Es probable que Putin haya pedido a su protegido Bashar al-Assad que elevase el factor atrocidad en una acción punitiva aleccionadora. Desde el ingreso de Rusia a la guerra en Siria, Moscú ha marcado a los grupos rebeldes moderados -no al radical Estado Islámico- como el principal objetivo de su campaña militar. Desde el primer día el propósito de Putin fue dejar a la familia de las naciones ante la disyuntiva de elegir entre Assad y el Estado Islámico, y eliminar a los rebeldes moderados que pueden desafiar políticamente al clan Assad en un escenario de sucesión en la posguerra. Si Putin efectivamente dio la instrucción de emplear armamento no convencional en el país árabe, eso inevitablemente forzaría un viraje de timón en la capitanía de Donald Trump.
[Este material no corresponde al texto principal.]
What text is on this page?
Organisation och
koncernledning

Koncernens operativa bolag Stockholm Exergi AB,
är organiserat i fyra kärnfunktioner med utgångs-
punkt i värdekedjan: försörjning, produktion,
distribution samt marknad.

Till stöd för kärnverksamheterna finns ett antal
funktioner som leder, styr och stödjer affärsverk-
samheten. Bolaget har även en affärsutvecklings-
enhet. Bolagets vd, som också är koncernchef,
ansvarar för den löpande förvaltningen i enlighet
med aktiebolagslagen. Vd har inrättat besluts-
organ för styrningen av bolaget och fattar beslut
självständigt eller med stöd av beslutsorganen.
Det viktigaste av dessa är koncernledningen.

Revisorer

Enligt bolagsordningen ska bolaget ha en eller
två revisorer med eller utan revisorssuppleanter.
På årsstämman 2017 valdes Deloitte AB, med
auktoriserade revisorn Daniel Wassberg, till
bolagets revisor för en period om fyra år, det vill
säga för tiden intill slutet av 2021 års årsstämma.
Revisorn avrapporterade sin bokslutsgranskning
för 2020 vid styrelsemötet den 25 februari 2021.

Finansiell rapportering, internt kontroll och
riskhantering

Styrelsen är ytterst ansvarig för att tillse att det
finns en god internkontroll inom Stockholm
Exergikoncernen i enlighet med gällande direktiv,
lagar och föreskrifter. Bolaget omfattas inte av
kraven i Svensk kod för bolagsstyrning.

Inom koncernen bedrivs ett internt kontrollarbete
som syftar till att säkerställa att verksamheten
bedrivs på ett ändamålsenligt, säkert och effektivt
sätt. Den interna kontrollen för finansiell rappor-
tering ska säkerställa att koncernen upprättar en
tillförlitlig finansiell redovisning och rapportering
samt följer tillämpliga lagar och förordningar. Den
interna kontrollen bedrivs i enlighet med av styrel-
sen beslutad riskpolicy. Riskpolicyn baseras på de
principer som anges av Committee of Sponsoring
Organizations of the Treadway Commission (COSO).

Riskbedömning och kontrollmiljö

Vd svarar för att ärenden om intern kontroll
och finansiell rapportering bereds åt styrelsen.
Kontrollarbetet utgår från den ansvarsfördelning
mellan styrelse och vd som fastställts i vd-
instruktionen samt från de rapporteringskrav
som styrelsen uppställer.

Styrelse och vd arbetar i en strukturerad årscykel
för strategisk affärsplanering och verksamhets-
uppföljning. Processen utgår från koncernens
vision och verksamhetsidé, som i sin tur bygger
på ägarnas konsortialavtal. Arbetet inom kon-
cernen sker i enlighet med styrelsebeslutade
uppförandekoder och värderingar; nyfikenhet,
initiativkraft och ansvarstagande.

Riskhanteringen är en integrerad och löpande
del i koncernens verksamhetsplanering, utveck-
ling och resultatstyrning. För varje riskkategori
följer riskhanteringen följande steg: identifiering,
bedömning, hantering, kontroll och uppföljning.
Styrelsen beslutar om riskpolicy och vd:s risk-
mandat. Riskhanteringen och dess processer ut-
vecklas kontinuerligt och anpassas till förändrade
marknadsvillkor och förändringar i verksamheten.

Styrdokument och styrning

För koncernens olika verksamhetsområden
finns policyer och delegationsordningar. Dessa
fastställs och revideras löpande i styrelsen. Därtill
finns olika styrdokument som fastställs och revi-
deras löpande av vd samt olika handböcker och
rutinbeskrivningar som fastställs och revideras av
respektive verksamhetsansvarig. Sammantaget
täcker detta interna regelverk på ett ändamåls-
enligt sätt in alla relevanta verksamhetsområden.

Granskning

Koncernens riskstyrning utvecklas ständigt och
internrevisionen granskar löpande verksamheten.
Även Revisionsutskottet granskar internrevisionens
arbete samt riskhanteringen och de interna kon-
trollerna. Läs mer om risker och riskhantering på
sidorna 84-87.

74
Y así fue. Abruptamente, la Casa Blanca abandonó las palabras bonitas que venía pronunciado sobre el líder neo-soviet y ordenó el lanzamiento de 59 misiles Tomahawk (a un costo de 800.000 dólares cada uno) contra la base aérea desde la que despegó el avión que arrojó el gas letal sobre Jan Sheijun. Eso alarmó a los sirios, a los iraníes y especialmente a los rusos. “Es evidente que las relaciones ruso-norteamericanas están pasando por su momento más difícil desde el final de la guerra fría” dijo el canciller ruso Sergei Lavrov. “Ahora no estamos teniendo una buena relación con Rusia para nada”, admitió por su parte el presidente Trump.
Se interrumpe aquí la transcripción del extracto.